An immediate outcry followed the decision. The Conference of District Prosecutors of North Carolina has published a statement saying: “Capital affairs reflect the most brutal and heinous offenders of our society. That the death penalty is an appropriate sentence for the murderers should be treated by our legislators of the General Assembly, not masked as a complaint (of) racism before our courts. ”
The decision attracted a lot of advertising from across the country and Northern Carolina legislators were indignant. “There are certainly signs in the legislative file that there was [lawmakers] Who really wanted to see the executions move forward, ”explains Cassandra Stubbs, director of the Capital Sentence of Aclu who also represents Robinson.
The day of the Weeks judge condemned Robinson, the president of the Senate Pro Tempore for the state legislature, Phillip Berger, said he was concerned that Robinson could be eligible for parole.

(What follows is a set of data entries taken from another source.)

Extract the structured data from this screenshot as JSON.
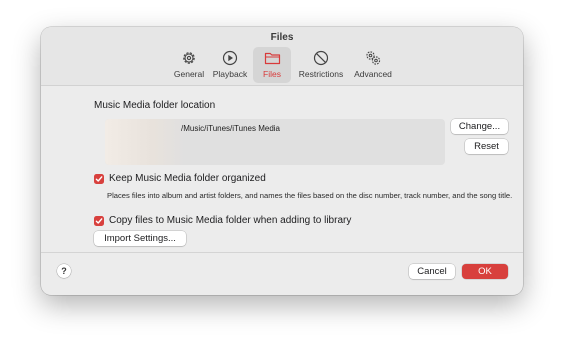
{
  "window": {
    "title": "Files"
  },
  "tabs": [
    {
      "label": "General",
      "icon": "gear-icon"
    },
    {
      "label": "Playback",
      "icon": "play-icon"
    },
    {
      "label": "Files",
      "icon": "folder-icon",
      "selected": true
    },
    {
      "label": "Restrictions",
      "icon": "restricted-icon"
    },
    {
      "label": "Advanced",
      "icon": "gears-icon"
    }
  ],
  "media_folder": {
    "label": "Music Media folder location",
    "path": "/Music/iTunes/iTunes Media",
    "change_button": "Change...",
    "reset_button": "Reset"
  },
  "options": {
    "keep_organized": {
      "label": "Keep Music Media folder organized",
      "checked": true,
      "description": "Places files into album and artist folders, and names the files based on the disc number, track number, and the song title."
    },
    "copy_files": {
      "label": "Copy files to Music Media folder when adding to library",
      "checked": true
    }
  },
  "import_button": "Import Settings...",
  "footer": {
    "help": "?",
    "cancel": "Cancel",
    "ok": "OK"
  },
  "colors": {
    "accent": "#d8403d",
    "window_bg": "#ececec",
    "toolbar_bg": "#e6e6e6"
  }
}
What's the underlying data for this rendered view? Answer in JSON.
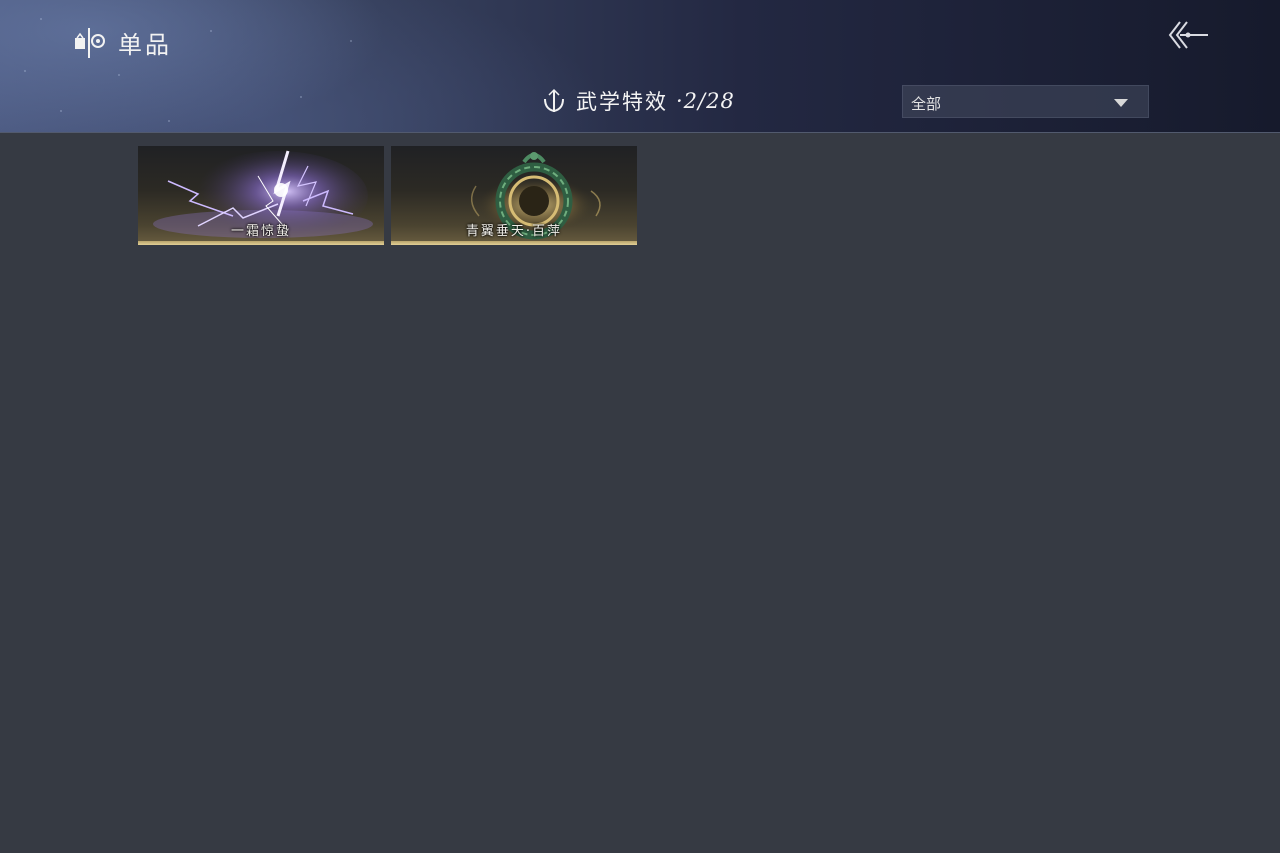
{
  "header": {
    "section_label": "单品",
    "section_icon": "wardrobe-icon",
    "back_icon": "back-arrow-icon"
  },
  "collection": {
    "title": "武学特效",
    "count": "·2/28",
    "icon": "martial-effect-icon"
  },
  "filter": {
    "selected": "全部"
  },
  "items": [
    {
      "label": "一霜惊蛰",
      "theme": "purple-lightning"
    },
    {
      "label": "青翼垂天·百萍",
      "theme": "jade-ring"
    }
  ],
  "colors": {
    "background": "#363a43",
    "header_start": "#4d5b82",
    "header_end": "#161a2c",
    "card_trim": "#e2cf95",
    "lightning": "#b49cff",
    "jade": "#3f7a56"
  }
}
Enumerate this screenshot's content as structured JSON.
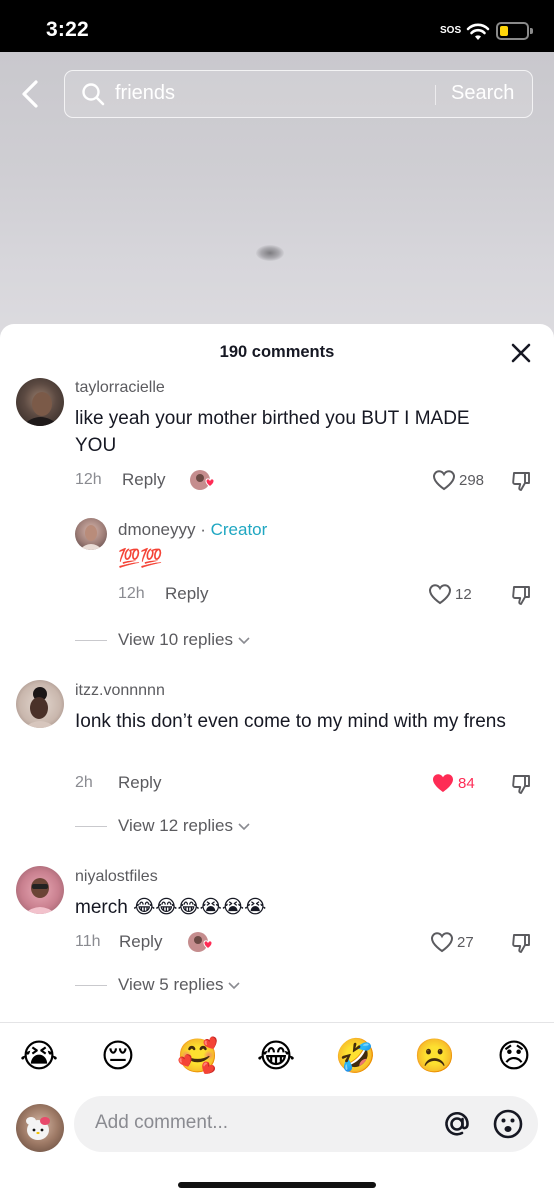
{
  "status_bar": {
    "time": "3:22",
    "sos": "SOS"
  },
  "search": {
    "query": "friends",
    "button_label": "Search"
  },
  "comments_header": {
    "count_label": "190 comments"
  },
  "comments": [
    {
      "username": "taylorracielle",
      "text": "like yeah your mother birthed you BUT I MADE YOU",
      "time": "12h",
      "reply_label": "Reply",
      "likes": "298",
      "liked": false,
      "creator_liked": true
    },
    {
      "username": "itzz.vonnnnn",
      "text": "Ionk this don’t even come to my mind with my frens",
      "time": "2h",
      "reply_label": "Reply",
      "likes": "84",
      "liked": true,
      "creator_liked": false,
      "view_replies": "View 12 replies"
    },
    {
      "username": "niyalostfiles",
      "text": "merch 😂😂😂😭😭😭",
      "time": "11h",
      "reply_label": "Reply",
      "likes": "27",
      "liked": false,
      "creator_liked": true,
      "view_replies": "View 5 replies"
    }
  ],
  "creator_reply": {
    "username": "dmoneyyy",
    "separator": " · ",
    "badge": "Creator",
    "text": "💯💯",
    "time": "12h",
    "reply_label": "Reply",
    "likes": "12",
    "view_replies": "View 10 replies"
  },
  "quick_emojis": [
    "😭",
    "😔",
    "🥰",
    "😂",
    "🤣",
    "☹️",
    "😞"
  ],
  "composer": {
    "placeholder": "Add comment..."
  },
  "colors": {
    "accent_like": "#fe2c55",
    "creator_badge": "#20a7c2"
  }
}
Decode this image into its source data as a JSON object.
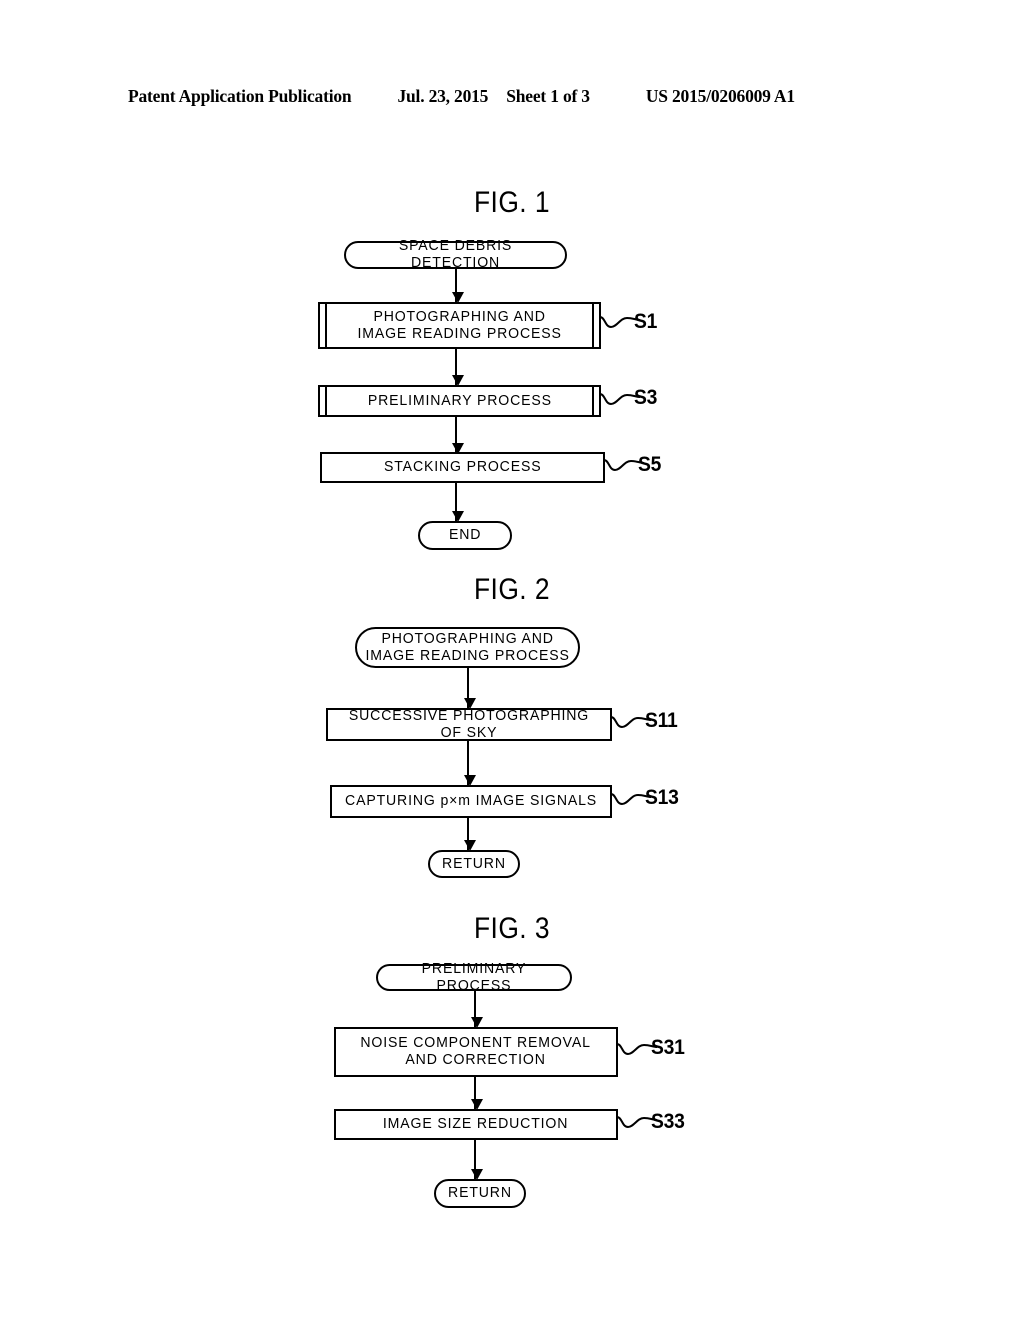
{
  "header": {
    "publication": "Patent Application Publication",
    "date": "Jul. 23, 2015",
    "sheet": "Sheet 1 of 3",
    "patent_number": "US 2015/0206009 A1"
  },
  "figures": [
    {
      "title": "FIG. 1",
      "nodes": [
        {
          "id": "fig1-start",
          "shape": "terminal",
          "text": "SPACE DEBRIS DETECTION"
        },
        {
          "id": "fig1-s1",
          "shape": "subroutine",
          "text": "PHOTOGRAPHING AND\nIMAGE READING PROCESS",
          "step": "S1"
        },
        {
          "id": "fig1-s3",
          "shape": "subroutine",
          "text": "PRELIMINARY PROCESS",
          "step": "S3"
        },
        {
          "id": "fig1-s5",
          "shape": "process",
          "text": "STACKING PROCESS",
          "step": "S5"
        },
        {
          "id": "fig1-end",
          "shape": "terminal",
          "text": "END"
        }
      ]
    },
    {
      "title": "FIG. 2",
      "nodes": [
        {
          "id": "fig2-start",
          "shape": "terminal",
          "text": "PHOTOGRAPHING AND\nIMAGE READING PROCESS"
        },
        {
          "id": "fig2-s11",
          "shape": "process",
          "text": "SUCCESSIVE PHOTOGRAPHING OF SKY",
          "step": "S11"
        },
        {
          "id": "fig2-s13",
          "shape": "process",
          "text": "CAPTURING p×m IMAGE SIGNALS",
          "step": "S13"
        },
        {
          "id": "fig2-return",
          "shape": "terminal",
          "text": "RETURN"
        }
      ]
    },
    {
      "title": "FIG. 3",
      "nodes": [
        {
          "id": "fig3-start",
          "shape": "terminal",
          "text": "PRELIMINARY PROCESS"
        },
        {
          "id": "fig3-s31",
          "shape": "process",
          "text": "NOISE COMPONENT REMOVAL\nAND CORRECTION",
          "step": "S31"
        },
        {
          "id": "fig3-s33",
          "shape": "process",
          "text": "IMAGE SIZE REDUCTION",
          "step": "S33"
        },
        {
          "id": "fig3-return",
          "shape": "terminal",
          "text": "RETURN"
        }
      ]
    }
  ],
  "fig1": {
    "title": "FIG. 1",
    "start": "SPACE DEBRIS DETECTION",
    "s1": "PHOTOGRAPHING AND\nIMAGE READING PROCESS",
    "s1_label": "S1",
    "s3": "PRELIMINARY PROCESS",
    "s3_label": "S3",
    "s5": "STACKING PROCESS",
    "s5_label": "S5",
    "end": "END"
  },
  "fig2": {
    "title": "FIG. 2",
    "start": "PHOTOGRAPHING AND\nIMAGE READING PROCESS",
    "s11": "SUCCESSIVE PHOTOGRAPHING OF SKY",
    "s11_label": "S11",
    "s13": "CAPTURING p×m IMAGE SIGNALS",
    "s13_label": "S13",
    "return": "RETURN"
  },
  "fig3": {
    "title": "FIG. 3",
    "start": "PRELIMINARY PROCESS",
    "s31": "NOISE COMPONENT REMOVAL\nAND CORRECTION",
    "s31_label": "S31",
    "s33": "IMAGE SIZE REDUCTION",
    "s33_label": "S33",
    "return": "RETURN"
  },
  "colors": {
    "ink": "#000000",
    "paper": "#ffffff"
  }
}
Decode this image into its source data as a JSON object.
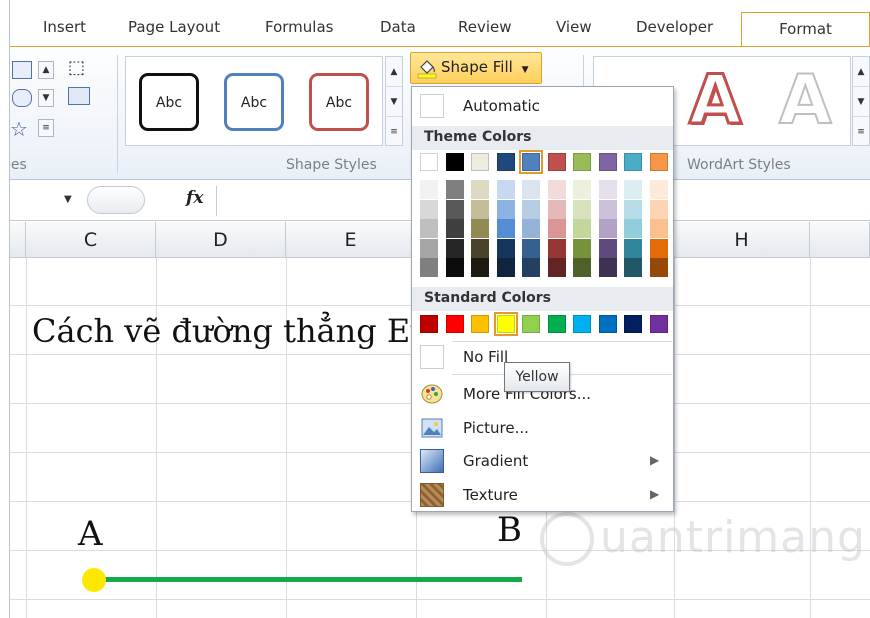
{
  "ribbon": {
    "tabs": [
      "Insert",
      "Page Layout",
      "Formulas",
      "Data",
      "Review",
      "View",
      "Developer",
      "Format"
    ],
    "active_tab": "Format",
    "group_insert_shapes_label": "pes",
    "group_shape_styles_label": "Shape Styles",
    "group_wordart_label": "WordArt Styles",
    "shape_style_samples": [
      "Abc",
      "Abc",
      "Abc"
    ],
    "shape_fill_label": "Shape Fill",
    "wordart_samples": [
      "A",
      "A"
    ]
  },
  "formula_bar": {
    "fx_label": "fx"
  },
  "sheet": {
    "columns": [
      "C",
      "D",
      "E",
      "H"
    ],
    "title_cell": "Cách vẽ đường thẳng Ex",
    "label_a": "A",
    "label_b": "B"
  },
  "shape_fill_menu": {
    "automatic_label": "Automatic",
    "theme_colors_label": "Theme Colors",
    "theme_colors": [
      "#ffffff",
      "#000000",
      "#eeece1",
      "#1f497d",
      "#4f81bd",
      "#c0504d",
      "#9bbb59",
      "#8064a2",
      "#4bacc6",
      "#f79646"
    ],
    "theme_shades": [
      [
        "#f2f2f2",
        "#d8d8d8",
        "#bfbfbf",
        "#a5a5a5",
        "#7f7f7f"
      ],
      [
        "#7f7f7f",
        "#595959",
        "#3f3f3f",
        "#262626",
        "#0c0c0c"
      ],
      [
        "#ddd9c3",
        "#c4bd97",
        "#938953",
        "#494429",
        "#1d1b10"
      ],
      [
        "#c6d9f0",
        "#8db3e2",
        "#548dd4",
        "#17365d",
        "#0f243e"
      ],
      [
        "#dbe5f1",
        "#b8cce4",
        "#95b3d7",
        "#366092",
        "#244061"
      ],
      [
        "#f2dcdb",
        "#e5b9b7",
        "#d99694",
        "#953734",
        "#632423"
      ],
      [
        "#ebf1dd",
        "#d7e3bc",
        "#c3d69b",
        "#76923c",
        "#4f6128"
      ],
      [
        "#e5e0ec",
        "#ccc1d9",
        "#b2a2c7",
        "#5f497a",
        "#3f3151"
      ],
      [
        "#dbeef3",
        "#b7dde8",
        "#92cddc",
        "#31859b",
        "#205867"
      ],
      [
        "#fdeada",
        "#fbd5b5",
        "#fac08f",
        "#e36c09",
        "#974806"
      ]
    ],
    "standard_colors_label": "Standard Colors",
    "standard_colors": [
      "#c00000",
      "#ff0000",
      "#ffc000",
      "#ffff00",
      "#92d050",
      "#00b050",
      "#00b0f0",
      "#0070c0",
      "#002060",
      "#7030a0"
    ],
    "selected_theme_index": 4,
    "selected_standard_index": 3,
    "no_fill_label": "No Fill",
    "more_colors_label": "More Fill Colors...",
    "picture_label": "Picture...",
    "gradient_label": "Gradient",
    "texture_label": "Texture",
    "tooltip": "Yellow"
  },
  "colors": {
    "line_green": "#16a84a",
    "point_yellow": "#ffe800",
    "accent_orange": "#e0a12f"
  },
  "watermark": "uantrimang"
}
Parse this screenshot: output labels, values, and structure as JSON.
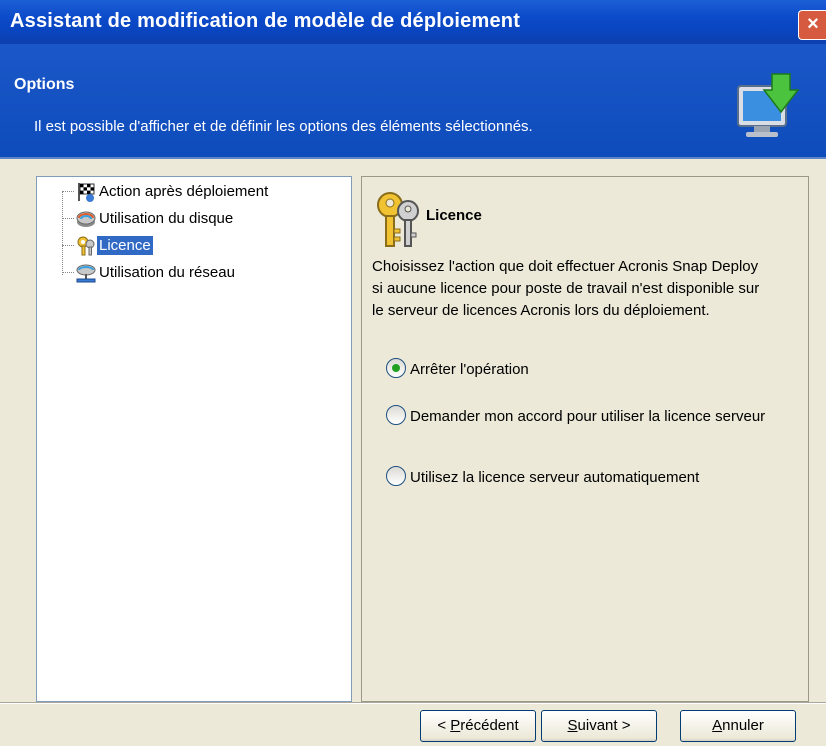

He suggested to Robinson – who had just been 18 years old when he committed crime and would not have been considered a minor – would be ineligible to life imprisonment without a chance of parole, citing a decision of the Supreme Court of the United States which prohibited minors from receiving life sentences without parole. “We cannot allow cold blood killers to be released in our community, and I expect the state to appeal this decision,” he said. “Whatever the result, we continue to believe that the racial justice law is an ill -conceived law which has very little to do with the race and absolutely nothing to do with justice.”
The state’s legislature took up the challenge and voted to repeal the law on racial justice in 2013. “State district prosecutors are almost unanimous in their bipartite conclusion that the Racial Justice Act created a judicial escape to avoid the death penalty and not a path to justice,” said Governor Pat McCRORY in a press release at the time.
Even if the law was still in force when the sentences of the four detainees were reduced, they were not yet sheltered from the death corridor. Robinson’s condemned had been legally reduced, but the legal battle was just beginning.
In 2015, after almost two years after the initial hearing, the Supreme Court of North Carolina ordered the Superior Court to reconsider the reduced convictions for Robinson, Augustine, Golphin and Walters, claiming that the judge had not given enough time to prepare the “complex” procedure.
Last January, judge of the Superior Court Erwin Spainhour considered that because the RJA had been repealed, the four defendants could no longer use the law to reduce their sorrows. “Northern Carolina has promised to explore an unprecedented look at the role of racial prejudice in the conviction of capital,” explains Stubbs. But now, “the state’s legislature has turned explicitly from its commitment and has repealed the law”.
Robinson is back in the death corridor in central prison in the capital of Raleigh’s state. In the Petition at the Supreme Court of the State, Robinson’s lawyers emphasize that the double danger clause – the law which prevents someone from being judged twice for the same crime – which obliges North Carolina to try to reimpose the death penalty because the RJA 2012 hearing acquitted it with the sentence of immobilization.
“He was never sentenced to death,” said Stubbs. “They have no base to hold it in the death corridor.”